The operational guide is meant to help provider and suppliers understand the details for prior authorization submissions and determinations in states that will test the Wasteful and Inappropriate Service Reduction (WISeR) Model under Original Medicare.
The Centers for Medicare & Medicaid Services (CMS) said the 61-page guide offers an overview of the prior authorization submission and determination processes for Medicare-enrolled providers and suppliers that provide services included in the WISeR model that is being tested in New Jersey, Ohio, Oklahoma, Texas, Arizona, and Washington.
RELATED: New CMS model will test prior authorization in Original Medicare
The new WISeR model will launch January 1, 2026, to test how enhanced technology, like artificial intelligence, may streamline prior authorization within Original Medicare for services such as skin and tissue substitutes, electrical nerve stimulator implants, and knee arthroscopy for knee osteoarthritis.
The goal of the model, which originated from the Center for Medicare and Medicaid Innovation (CMMI) is to use analytics and AI to flag potentially low-value or unnecessary services in Original Medicare, explained Elizabeth Fowler, Ph.D., deputy administrator and director of CMMI, in a post for Health Affairs Forefront.
The model will focus on fewer than 125 Part B billing codes that account for $3 billion in spending, she wrote.
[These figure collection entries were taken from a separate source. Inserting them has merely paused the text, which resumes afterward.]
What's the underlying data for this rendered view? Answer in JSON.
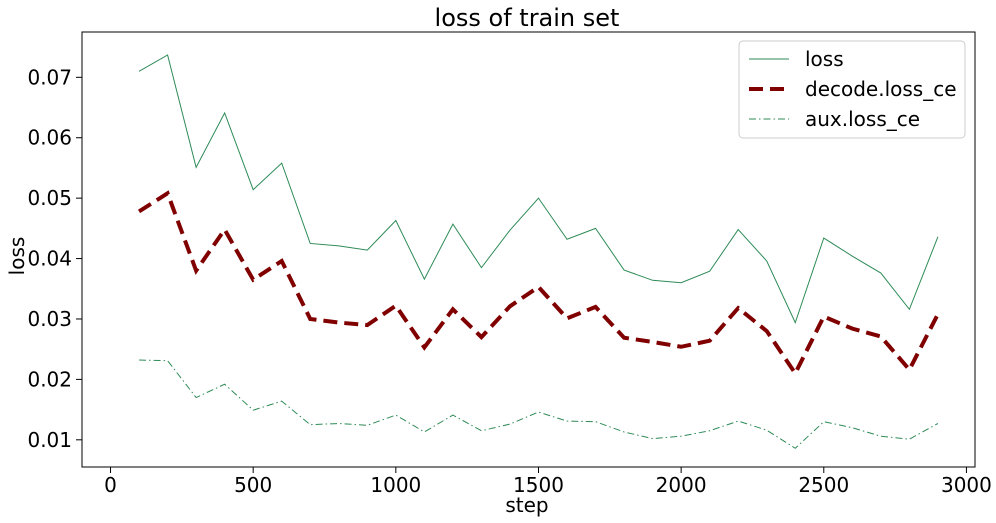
{
  "chart_data": {
    "type": "line",
    "title": "loss of train set",
    "xlabel": "step",
    "ylabel": "loss",
    "xlim": [
      -100,
      3030
    ],
    "ylim": [
      0.0055,
      0.0775
    ],
    "xticks": [
      0,
      500,
      1000,
      1500,
      2000,
      2500,
      3000
    ],
    "yticks": [
      0.01,
      0.02,
      0.03,
      0.04,
      0.05,
      0.06,
      0.07
    ],
    "grid": false,
    "legend_position": "top-right",
    "x": [
      100,
      200,
      300,
      400,
      500,
      600,
      700,
      800,
      900,
      1000,
      1100,
      1200,
      1300,
      1400,
      1500,
      1600,
      1700,
      1800,
      1900,
      2000,
      2100,
      2200,
      2300,
      2400,
      2500,
      2600,
      2700,
      2800,
      2900
    ],
    "series": [
      {
        "name": "loss",
        "color": "#2e8b57",
        "style": "solid",
        "values": [
          0.071,
          0.0737,
          0.0551,
          0.0641,
          0.0514,
          0.0558,
          0.0425,
          0.0421,
          0.0414,
          0.0463,
          0.0366,
          0.0457,
          0.0385,
          0.0447,
          0.05,
          0.0432,
          0.045,
          0.0381,
          0.0364,
          0.036,
          0.0379,
          0.0448,
          0.0396,
          0.0294,
          0.0434,
          0.0404,
          0.0376,
          0.0316,
          0.0436
        ]
      },
      {
        "name": "decode.loss_ce",
        "color": "#800000",
        "style": "dashed",
        "values": [
          0.0478,
          0.0508,
          0.038,
          0.0448,
          0.0365,
          0.0396,
          0.03,
          0.0294,
          0.029,
          0.0322,
          0.0253,
          0.0316,
          0.027,
          0.0321,
          0.0353,
          0.0301,
          0.032,
          0.0269,
          0.0262,
          0.0254,
          0.0264,
          0.0318,
          0.028,
          0.021,
          0.0304,
          0.0284,
          0.0271,
          0.0216,
          0.0308
        ]
      },
      {
        "name": "aux.loss_ce",
        "color": "#2e8b57",
        "style": "dashdot",
        "values": [
          0.0232,
          0.0231,
          0.017,
          0.0192,
          0.0149,
          0.0164,
          0.0125,
          0.0127,
          0.0124,
          0.0141,
          0.0113,
          0.0141,
          0.0115,
          0.0126,
          0.0146,
          0.0131,
          0.013,
          0.0113,
          0.0102,
          0.0106,
          0.0115,
          0.0131,
          0.0116,
          0.0086,
          0.013,
          0.012,
          0.0106,
          0.0101,
          0.0127
        ]
      }
    ]
  }
}
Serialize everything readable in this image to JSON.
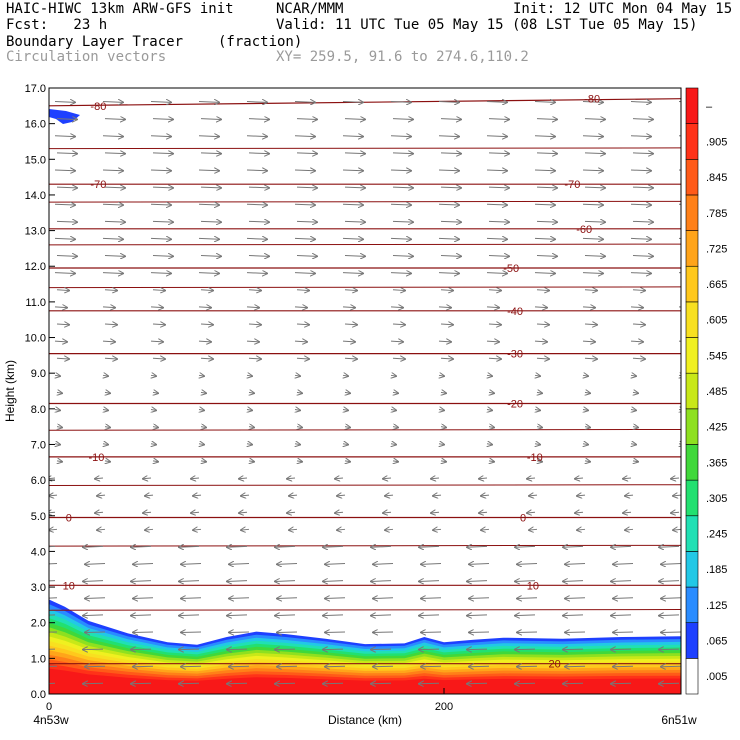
{
  "header": {
    "title_left": "HAIC-HIWC 13km ARW-GFS init",
    "org": "NCAR/MMM",
    "init": "Init: 12 UTC Mon 04 May 15",
    "fcst": "Fcst:   23 h",
    "valid": "Valid: 11 UTC Tue 05 May 15 (08 LST Tue 05 May 15)",
    "field": "Boundary Layer Tracer",
    "units": "(fraction)",
    "vectors": "Circulation vectors",
    "xy": "XY= 259.5, 91.6 to 274.6,110.2"
  },
  "colors": {
    "contour": "#8b1010",
    "vector": "#777777",
    "colorbar": [
      "#ffffff",
      "#1e40ff",
      "#2a8cff",
      "#22c8e6",
      "#20e0b4",
      "#22e070",
      "#40d83a",
      "#8ee020",
      "#c8e818",
      "#f0f020",
      "#f8e020",
      "#ffc81c",
      "#ffa41a",
      "#ff8018",
      "#ff5a18",
      "#ff3218",
      "#f81818"
    ]
  },
  "chart_data": {
    "type": "cross-section",
    "xlabel": "Distance (km)",
    "ylabel": "Height (km)",
    "xlim": [
      0,
      320
    ],
    "ylim": [
      0.0,
      17.0
    ],
    "x_ticks": [
      0,
      200
    ],
    "x_tick_labels": [
      "0",
      "200"
    ],
    "x_end_labels": [
      "4n53w",
      "6n51w"
    ],
    "y_ticks": [
      "0.0",
      "1.0",
      "2.0",
      "3.0",
      "4.0",
      "5.0",
      "6.0",
      "7.0",
      "8.0",
      "9.0",
      "10.0",
      "11.0",
      "12.0",
      "13.0",
      "14.0",
      "15.0",
      "16.0",
      "17.0"
    ],
    "colorbar_labels": [
      ".005",
      ".065",
      ".125",
      ".185",
      ".245",
      ".305",
      ".365",
      ".425",
      ".485",
      ".545",
      ".605",
      ".665",
      ".725",
      ".785",
      ".845",
      ".905",
      "–"
    ],
    "temperature_contours": [
      {
        "level": "-80",
        "labels": [
          {
            "x": 25,
            "y": 16.5
          },
          {
            "x": 275,
            "y": 16.7
          }
        ]
      },
      {
        "level": "-70",
        "labels": [
          {
            "x": 25,
            "y": 14.3
          },
          {
            "x": 265,
            "y": 14.3
          }
        ]
      },
      {
        "level": "-60",
        "labels": [
          {
            "x": 271,
            "y": 13.05
          }
        ]
      },
      {
        "level": "-50",
        "labels": [
          {
            "x": 234,
            "y": 11.95
          }
        ]
      },
      {
        "level": "-40",
        "labels": [
          {
            "x": 236,
            "y": 10.75
          }
        ]
      },
      {
        "level": "-30",
        "labels": [
          {
            "x": 236,
            "y": 9.55
          }
        ]
      },
      {
        "level": "-20",
        "labels": [
          {
            "x": 236,
            "y": 8.15
          }
        ]
      },
      {
        "level": "-10",
        "labels": [
          {
            "x": 24,
            "y": 6.65
          },
          {
            "x": 246,
            "y": 6.65
          }
        ]
      },
      {
        "level": "0",
        "labels": [
          {
            "x": 10,
            "y": 4.95
          },
          {
            "x": 240,
            "y": 4.95
          }
        ]
      },
      {
        "level": "10",
        "labels": [
          {
            "x": 10,
            "y": 3.05
          },
          {
            "x": 245,
            "y": 3.05
          }
        ]
      },
      {
        "level": "20",
        "labels": [
          {
            "x": 256,
            "y": 0.85
          }
        ]
      }
    ],
    "tracer_top_km": [
      {
        "x": 0,
        "y": 2.65
      },
      {
        "x": 8,
        "y": 2.45
      },
      {
        "x": 20,
        "y": 2.05
      },
      {
        "x": 40,
        "y": 1.7
      },
      {
        "x": 60,
        "y": 1.45
      },
      {
        "x": 75,
        "y": 1.38
      },
      {
        "x": 90,
        "y": 1.6
      },
      {
        "x": 105,
        "y": 1.75
      },
      {
        "x": 120,
        "y": 1.68
      },
      {
        "x": 140,
        "y": 1.55
      },
      {
        "x": 160,
        "y": 1.4
      },
      {
        "x": 180,
        "y": 1.42
      },
      {
        "x": 190,
        "y": 1.6
      },
      {
        "x": 200,
        "y": 1.45
      },
      {
        "x": 215,
        "y": 1.52
      },
      {
        "x": 230,
        "y": 1.58
      },
      {
        "x": 260,
        "y": 1.55
      },
      {
        "x": 290,
        "y": 1.6
      },
      {
        "x": 320,
        "y": 1.62
      }
    ]
  }
}
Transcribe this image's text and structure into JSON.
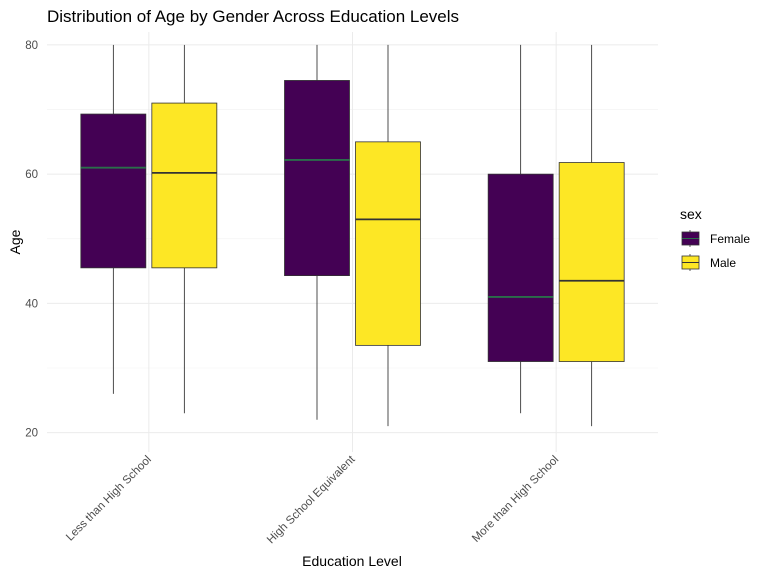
{
  "chart_data": {
    "type": "boxplot",
    "title": "Distribution of Age by Gender Across Education Levels",
    "xlabel": "Education Level",
    "ylabel": "Age",
    "ylim": [
      17,
      82
    ],
    "yticks": [
      20,
      40,
      60,
      80
    ],
    "grid": true,
    "legend": {
      "title": "sex",
      "position": "right"
    },
    "categories": [
      "Less than High School",
      "High School Equivalent",
      "More than High School"
    ],
    "series": [
      {
        "name": "Female",
        "color": "#440154",
        "boxes": [
          {
            "min": 26,
            "q1": 45.5,
            "median": 61,
            "q3": 69.3,
            "max": 80
          },
          {
            "min": 22,
            "q1": 44.3,
            "median": 62.2,
            "q3": 74.5,
            "max": 80
          },
          {
            "min": 23,
            "q1": 31,
            "median": 41,
            "q3": 60,
            "max": 80
          }
        ]
      },
      {
        "name": "Male",
        "color": "#FDE725",
        "boxes": [
          {
            "min": 23,
            "q1": 45.5,
            "median": 60.2,
            "q3": 71,
            "max": 80
          },
          {
            "min": 21,
            "q1": 33.5,
            "median": 53,
            "q3": 65,
            "max": 80
          },
          {
            "min": 21,
            "q1": 31,
            "median": 43.5,
            "q3": 61.8,
            "max": 80
          }
        ]
      }
    ]
  }
}
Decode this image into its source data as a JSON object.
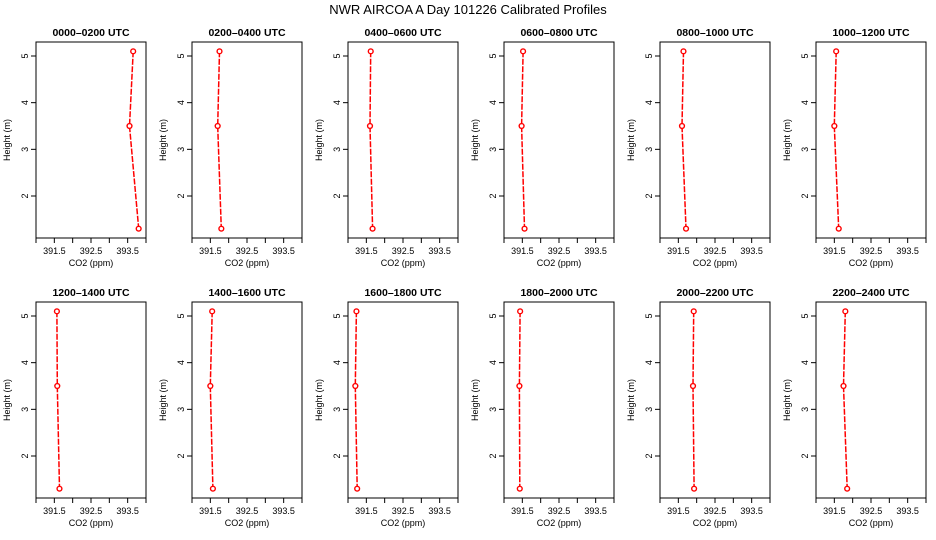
{
  "title": "NWR AIRCOA A  Day 101226  Calibrated Profiles",
  "colors": {
    "profile": "#ff0000",
    "axis": "#000000"
  },
  "chart_data": [
    {
      "type": "line",
      "title": "0000–0200 UTC",
      "xlabel": "CO2 (ppm)",
      "ylabel": "Height (m)",
      "x": [
        393.65,
        393.55,
        393.8
      ],
      "y": [
        5.1,
        3.5,
        1.3
      ]
    },
    {
      "type": "line",
      "title": "0200–0400 UTC",
      "xlabel": "CO2 (ppm)",
      "ylabel": "Height (m)",
      "x": [
        391.75,
        391.7,
        391.8
      ],
      "y": [
        5.1,
        3.5,
        1.3
      ]
    },
    {
      "type": "line",
      "title": "0400–0600 UTC",
      "xlabel": "CO2 (ppm)",
      "ylabel": "Height (m)",
      "x": [
        391.62,
        391.6,
        391.67
      ],
      "y": [
        5.1,
        3.5,
        1.3
      ]
    },
    {
      "type": "line",
      "title": "0600–0800 UTC",
      "xlabel": "CO2 (ppm)",
      "ylabel": "Height (m)",
      "x": [
        391.52,
        391.48,
        391.56
      ],
      "y": [
        5.1,
        3.5,
        1.3
      ]
    },
    {
      "type": "line",
      "title": "0800–1000 UTC",
      "xlabel": "CO2 (ppm)",
      "ylabel": "Height (m)",
      "x": [
        391.64,
        391.6,
        391.71
      ],
      "y": [
        5.1,
        3.5,
        1.3
      ]
    },
    {
      "type": "line",
      "title": "1000–1200 UTC",
      "xlabel": "CO2 (ppm)",
      "ylabel": "Height (m)",
      "x": [
        391.55,
        391.5,
        391.62
      ],
      "y": [
        5.1,
        3.5,
        1.3
      ]
    },
    {
      "type": "line",
      "title": "1200–1400 UTC",
      "xlabel": "CO2 (ppm)",
      "ylabel": "Height (m)",
      "x": [
        391.57,
        391.58,
        391.64
      ],
      "y": [
        5.1,
        3.5,
        1.3
      ]
    },
    {
      "type": "line",
      "title": "1400–1600 UTC",
      "xlabel": "CO2 (ppm)",
      "ylabel": "Height (m)",
      "x": [
        391.55,
        391.5,
        391.57
      ],
      "y": [
        5.1,
        3.5,
        1.3
      ]
    },
    {
      "type": "line",
      "title": "1600–1800 UTC",
      "xlabel": "CO2 (ppm)",
      "ylabel": "Height (m)",
      "x": [
        391.23,
        391.2,
        391.25
      ],
      "y": [
        5.1,
        3.5,
        1.3
      ]
    },
    {
      "type": "line",
      "title": "1800–2000 UTC",
      "xlabel": "CO2 (ppm)",
      "ylabel": "Height (m)",
      "x": [
        391.44,
        391.42,
        391.43
      ],
      "y": [
        5.1,
        3.5,
        1.3
      ]
    },
    {
      "type": "line",
      "title": "2000–2200 UTC",
      "xlabel": "CO2 (ppm)",
      "ylabel": "Height (m)",
      "x": [
        391.92,
        391.9,
        391.93
      ],
      "y": [
        5.1,
        3.5,
        1.3
      ]
    },
    {
      "type": "line",
      "title": "2200–2400 UTC",
      "xlabel": "CO2 (ppm)",
      "ylabel": "Height (m)",
      "x": [
        391.8,
        391.75,
        391.85
      ],
      "y": [
        5.1,
        3.5,
        1.3
      ]
    }
  ],
  "axes": {
    "xlim": [
      391.0,
      394.0
    ],
    "ylim": [
      1.1,
      5.3
    ],
    "xticks": [
      391.5,
      392.5,
      393.5
    ],
    "xtick_labels": [
      "391.5",
      "392.5",
      "393.5"
    ],
    "xminor": [
      391.0,
      392.0,
      393.0,
      394.0
    ],
    "yticks": [
      2,
      3,
      4,
      5
    ],
    "ytick_labels": [
      "2",
      "3",
      "4",
      "5"
    ]
  }
}
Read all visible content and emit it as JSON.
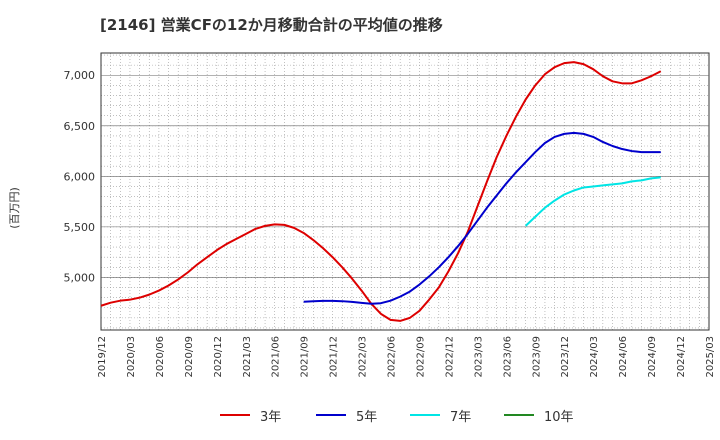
{
  "title": "[2146]  営業CFの12か月移動合計の平均値の推移",
  "ylabel": "(百万円)",
  "chart_data": {
    "type": "line",
    "title": "[2146]  営業CFの12か月移動合計の平均値の推移",
    "ylabel": "(百万円)",
    "xlabel": "",
    "ylim": [
      4480,
      7220
    ],
    "xlim": [
      "2019/12",
      "2025/03"
    ],
    "x_ticks": [
      "2019/12",
      "2020/03",
      "2020/06",
      "2020/09",
      "2020/12",
      "2021/03",
      "2021/06",
      "2021/09",
      "2021/12",
      "2022/03",
      "2022/06",
      "2022/09",
      "2022/12",
      "2023/03",
      "2023/06",
      "2023/09",
      "2023/12",
      "2024/03",
      "2024/06",
      "2024/09",
      "2024/12",
      "2025/03"
    ],
    "y_ticks": [
      {
        "value": 5000,
        "label": "5,000"
      },
      {
        "value": 5500,
        "label": "5,500"
      },
      {
        "value": 6000,
        "label": "6,000"
      },
      {
        "value": 6500,
        "label": "6,500"
      },
      {
        "value": 7000,
        "label": "7,000"
      }
    ],
    "grid": true,
    "legend_position": "bottom",
    "series": [
      {
        "name": "3年",
        "color": "#dd0000",
        "points": [
          [
            "2019/12",
            4720
          ],
          [
            "2020/01",
            4750
          ],
          [
            "2020/02",
            4770
          ],
          [
            "2020/03",
            4780
          ],
          [
            "2020/04",
            4800
          ],
          [
            "2020/05",
            4830
          ],
          [
            "2020/06",
            4870
          ],
          [
            "2020/07",
            4920
          ],
          [
            "2020/08",
            4980
          ],
          [
            "2020/09",
            5050
          ],
          [
            "2020/10",
            5130
          ],
          [
            "2020/11",
            5200
          ],
          [
            "2020/12",
            5270
          ],
          [
            "2020/01",
            null
          ],
          [
            "2021/01",
            5330
          ],
          [
            "2021/02",
            5380
          ],
          [
            "2021/03",
            5430
          ],
          [
            "2021/04",
            5480
          ],
          [
            "2021/05",
            5510
          ],
          [
            "2021/06",
            5525
          ],
          [
            "2021/07",
            5520
          ],
          [
            "2021/08",
            5490
          ],
          [
            "2021/09",
            5440
          ],
          [
            "2021/10",
            5370
          ],
          [
            "2021/11",
            5290
          ],
          [
            "2021/12",
            5200
          ],
          [
            "2022/01",
            5100
          ],
          [
            "2022/02",
            4990
          ],
          [
            "2022/03",
            4870
          ],
          [
            "2022/04",
            4740
          ],
          [
            "2022/05",
            4640
          ],
          [
            "2022/06",
            4580
          ],
          [
            "2022/07",
            4570
          ],
          [
            "2022/08",
            4600
          ],
          [
            "2022/09",
            4670
          ],
          [
            "2022/10",
            4780
          ],
          [
            "2022/11",
            4900
          ],
          [
            "2022/12",
            5060
          ],
          [
            "2023/01",
            5240
          ],
          [
            "2023/02",
            5450
          ],
          [
            "2023/03",
            5700
          ],
          [
            "2023/04",
            5950
          ],
          [
            "2023/05",
            6190
          ],
          [
            "2023/06",
            6400
          ],
          [
            "2023/07",
            6590
          ],
          [
            "2023/08",
            6760
          ],
          [
            "2023/09",
            6900
          ],
          [
            "2023/10",
            7010
          ],
          [
            "2023/11",
            7080
          ],
          [
            "2023/12",
            7120
          ],
          [
            "2024/01",
            7130
          ],
          [
            "2024/02",
            7110
          ],
          [
            "2024/03",
            7060
          ],
          [
            "2024/04",
            6990
          ],
          [
            "2024/05",
            6940
          ],
          [
            "2024/06",
            6920
          ],
          [
            "2024/07",
            6920
          ],
          [
            "2024/08",
            6950
          ],
          [
            "2024/09",
            6990
          ],
          [
            "2024/10",
            7040
          ]
        ]
      },
      {
        "name": "5年",
        "color": "#0000cc",
        "points": [
          [
            "2021/09",
            4760
          ],
          [
            "2021/10",
            4765
          ],
          [
            "2021/11",
            4768
          ],
          [
            "2021/12",
            4768
          ],
          [
            "2022/01",
            4765
          ],
          [
            "2022/02",
            4758
          ],
          [
            "2022/03",
            4748
          ],
          [
            "2022/04",
            4740
          ],
          [
            "2022/05",
            4745
          ],
          [
            "2022/06",
            4770
          ],
          [
            "2022/07",
            4810
          ],
          [
            "2022/08",
            4860
          ],
          [
            "2022/09",
            4930
          ],
          [
            "2022/10",
            5010
          ],
          [
            "2022/11",
            5100
          ],
          [
            "2022/12",
            5200
          ],
          [
            "2023/01",
            5310
          ],
          [
            "2023/02",
            5430
          ],
          [
            "2023/03",
            5560
          ],
          [
            "2023/04",
            5690
          ],
          [
            "2023/05",
            5810
          ],
          [
            "2023/06",
            5930
          ],
          [
            "2023/07",
            6040
          ],
          [
            "2023/08",
            6140
          ],
          [
            "2023/09",
            6240
          ],
          [
            "2023/10",
            6330
          ],
          [
            "2023/11",
            6390
          ],
          [
            "2023/12",
            6420
          ],
          [
            "2024/01",
            6430
          ],
          [
            "2024/02",
            6420
          ],
          [
            "2024/03",
            6390
          ],
          [
            "2024/04",
            6340
          ],
          [
            "2024/05",
            6300
          ],
          [
            "2024/06",
            6270
          ],
          [
            "2024/07",
            6250
          ],
          [
            "2024/08",
            6240
          ],
          [
            "2024/09",
            6240
          ],
          [
            "2024/10",
            6240
          ]
        ]
      },
      {
        "name": "7年",
        "color": "#00e5e5",
        "points": [
          [
            "2023/08",
            5510
          ],
          [
            "2023/09",
            5600
          ],
          [
            "2023/10",
            5690
          ],
          [
            "2023/11",
            5760
          ],
          [
            "2023/12",
            5820
          ],
          [
            "2024/01",
            5860
          ],
          [
            "2024/02",
            5890
          ],
          [
            "2024/03",
            5900
          ],
          [
            "2024/04",
            5910
          ],
          [
            "2024/05",
            5920
          ],
          [
            "2024/06",
            5930
          ],
          [
            "2024/07",
            5950
          ],
          [
            "2024/08",
            5960
          ],
          [
            "2024/09",
            5980
          ],
          [
            "2024/10",
            5990
          ]
        ]
      },
      {
        "name": "10年",
        "color": "#228822",
        "points": []
      }
    ]
  }
}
It will examine a handful of procedures, such as arthroscopic knee surgery for osteoarthritis, that evidence indicates may be overused.
RELATED: Lawmakers take another stab at MA prior authorization reform
Although some industry experts were surprised that CMS would take on prior authorization in Original Medicare given the challenges and concerns of the process in Medicare Advantage, Fowler said it isn’t the first time that prior authorization-like tactics have been applied in the program. For example, Medicare follows a nationwide prior approval process for certain high-cost durable medical equipment.
Fowler said she understands concerns that the new model’s use of prior authorization may restrict access to needed services and potentially add to administrative burdens. That’s why it will be important to monitor patient access and ask questions while the model is rolled out. The answers to the questions will determine whether the model offers a successful approach for addressing low-value care.
“Skepticism about Medicare experiments is warranted,” she wrote, “but avoiding experimentation altogether would mean accepting the status quo—a crucial program straining under rising costs and uneven quality. For now, the most reasonable stance is watchful waiting: acknowledging the real problems WISeR seeks to address, recognizing the equally real risks it introduces, and insisting on transparency and accountability as it proceeds.”